Jessica K. Witt
Colorado State University
What is the focus of your award-winning research?
My research demonstrates that spatial vision is biased by action. Specifically, the way people perceive the spatial layout of the environment is influenced by their ability to act. Softball players who are hitting better than others see the ball as bigger. Objects that have been brought within reach using a reach-extending tool look closer than those brought within reach by other means. Balls appear faster when they are more difficult to catch than when they are easy to catch. I have found these action-specific effects in a range of perceptual properties such as distance, size, slant, shape, height, and speed, and using a variety of perceptual measures including verbal reports, visual matching tasks, action-based measures, and indirect measures. This body of research challenges the notion that vision is independent of action. Even when the optical information is the same, target objects look different depending on the perceiver’s intentions and abilities.
How did you develop an interest in this area?
Originally a computer science major, I was captivated by a course in artificial intelligence, which led me to take several courses on cognitive psychology and cognitive science. Then, two students from Denny Proffitt’s lab gave job talks at Smith College, and I became hooked on perception–action research. My love for this research is driven, in part, by my own experiences as a collegiate, national, and international athlete. I find my mental processes to be deeply connected to the movements and functioning of my body. These two facets of my life — academia and athletics — continue to fuel each other and further advance my interest in embodiment and perception–action research.
Who are your mentors and/or biggest psychological influences?
I have benefited from the mentorship of so many people throughout my career.
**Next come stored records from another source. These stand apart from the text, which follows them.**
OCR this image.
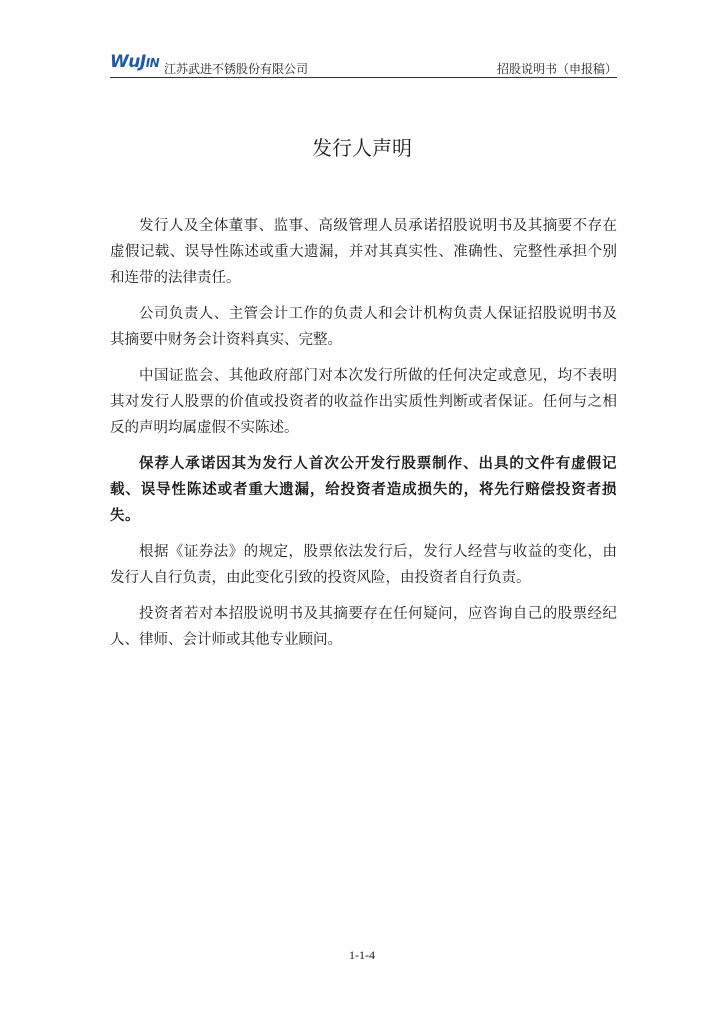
WuJIN 江苏武进不锈股份有限公司	招股说明书（申报稿）
发行人声明

发行人及全体董事、监事、高级管理人员承诺招股说明书及其摘要不存在虚假记载、误导性陈述或重大遗漏，并对其真实性、准确性、完整性承担个别和连带的法律责任。

公司负责人、主管会计工作的负责人和会计机构负责人保证招股说明书及其摘要中财务会计资料真实、完整。

中国证监会、其他政府部门对本次发行所做的任何决定或意见，均不表明其对发行人股票的价值或投资者的收益作出实质性判断或者保证。任何与之相反的声明均属虚假不实陈述。

保荐人承诺因其为发行人首次公开发行股票制作、出具的文件有虚假记载、误导性陈述或者重大遗漏，给投资者造成损失的，将先行赔偿投资者损失。

根据《证券法》的规定，股票依法发行后，发行人经营与收益的变化，由发行人自行负责，由此变化引致的投资风险，由投资者自行负责。

投资者若对本招股说明书及其摘要存在任何疑问，应咨询自己的股票经纪人、律师、会计师或其他专业顾问。

1-1-4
My graduate advisor, Denny Proffitt, had an enormous influence on me both professionally and personally, and I would not be the person I am today without him. Bill (William) Epstein pushed me with the kind of frank honesty that hurts but that I also value, while Dan Willingham helped rebuild my confidence. My colleagues Jim Nairne and Robert Proctor at Purdue University helped me navigate the tumultuous waters I faced during my first years as a professor as I continued to do controversial research that brought criticisms from colleagues near and far. I would not love my job as much as I do today without all the support I received from these wonderful mentors.
What unique factors have contributed to your early success?
Over the course of my young career, I have benefited from a willingness to listen to and react to my biggest critics. This has presented many challenges to my research and, at times, my confidence. However, in every instance, these challenges made me a stronger researcher and pushed my boundaries as I continued to make significant contributions to the field. In addition, I attribute much of my success to my resilience to setbacks in my own research. Null and unexpected results can be quite discouraging and lead to much self-doubt, but I have been able to persevere through these moments of insecurity. In fact, many of my favorite findings were driven by initial results that did not meet my expectations.
What does winning this award mean to you both personally and professionally?
Winning this award is a humbling experience. I started college as a “dumb jock” who benefited from a soccer coach who had enormous sway with admissions. When my father saw my name listed under those who had achieved highest honors with their senior research, his initial reaction was surprise that there was another student named Jessica Kate Witt. For my father to watch me receive an award from an organization as incredible as APS in New York City means so much to me. On a professional level, I am enormously grateful to have my efforts and my research field be recognized and valued by psychology’s leading association.